Nancy Stevens, the local private investigator (every village needs one) and llama-meister, had to travel abruptly to Boston, leaving behind Holly, her llama, and Holly's new calf, Barn Baby. Barn Baby was going through a phase in which she insisted on nursing from a barn beam instead of from Holly (hence the name), and so Nancy needed someone to help her friend Ruth Shepherd milk Holly until she returned and could get Barn Baby back on llama-manna instead of pumpkin pine.

And since you won't find an assistant llama-milker in the Yellow Pages and Nancy needed one fast . . . she called Vaneasa.

A problem? Nope. Vaneasa instantly thought of Pam Smith, because Pam keeps a thousand-pound Scottish Highlander Hereford Cross beef cow as a pet and probably wouldn't mind holding Holly while Ruth was working the business end of a particularly woolly milk machine.

A few moments later, local septic-system cleaner Alan Clark needed to reach local excavator Chris Acker right away, so he called Vaneasa and asked her to have Chris call him.
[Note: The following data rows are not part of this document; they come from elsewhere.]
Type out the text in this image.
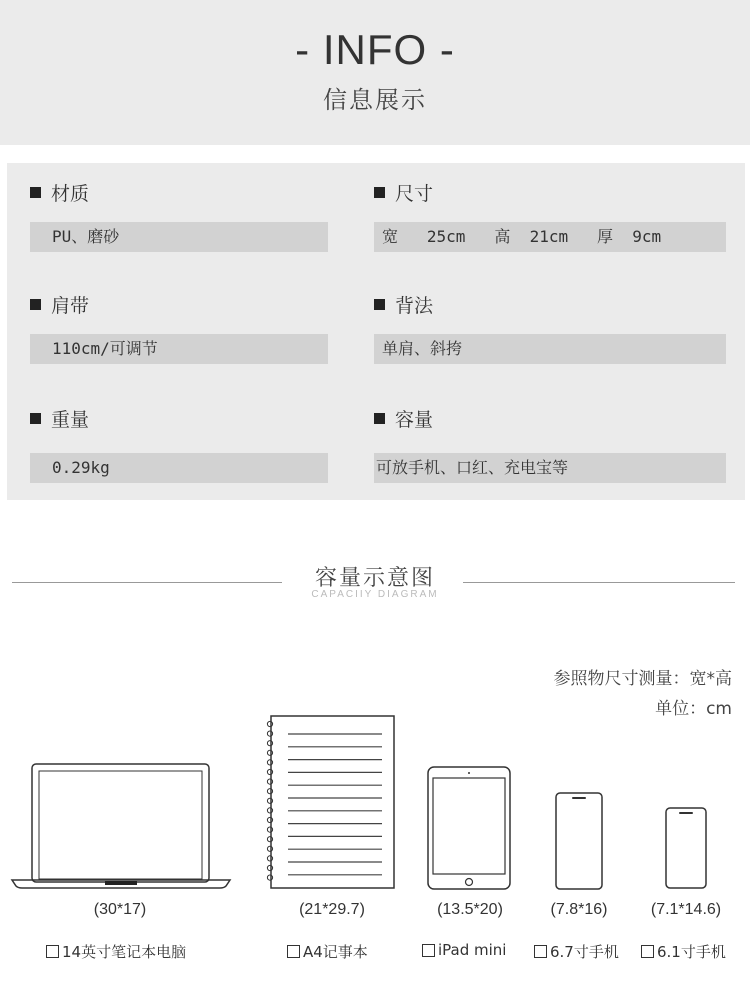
- INFO -
信息展示
材质
PU、磨砂
尺寸
宽   25cm   高  21cm   厚  9cm
肩带
110cm/可调节
背法
单肩、斜挎
重量
0.29kg
容量
可放手机、口红、充电宝等
容量示意图
CAPACIIY DIAGRAM
参照物尺寸测量：宽*高
单位：cm
(30*17)	(21*29.7)	(13.5*20)	(7.8*16)	(7.1*14.6)
14英寸笔记本电脑	A4记事本	iPad mini	6.7寸手机	6.1寸手机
Now, when you're a septic-system cleaner and you need an excavator, you don't mess around. Time is, well, of the essence.

And so Clark didn't waste precious minutes leaving a message at Acker's company and he certainly couldn't count on a cellular phone in Lincoln. As Priscilla Presley and a forty-person film crew discovered two years ago, cell phones don't work in our hills.

Did Acker get Clark's message quickly? You bet. Acker arrived at the store in search of a ham salad sandwich less than ten minutes after the local septic-tank czar had left a bulletin for him there.

Yet the flurry of phone calls was not yet complete. Vaneasa would receive two more that would have nothing to do with such inventory staples as Slim Jims and Pepsi and crawlers.

First, she was called by an out-of-state real estate agent she'd never met who wanted to know what properties might be for rent this winter in Lincoln. And then a Middlebury resident called in search of our town clerk, after mistaking the unique whistle and ding the phone makes in our town office for evidence the phone was out of order.

Can you count on the Internet this way? Did we ever get this kind of mother's milk from Ma Bell? Not a chance.

Nope, if you really want to reach out and touch someone, you're better off just calling the store.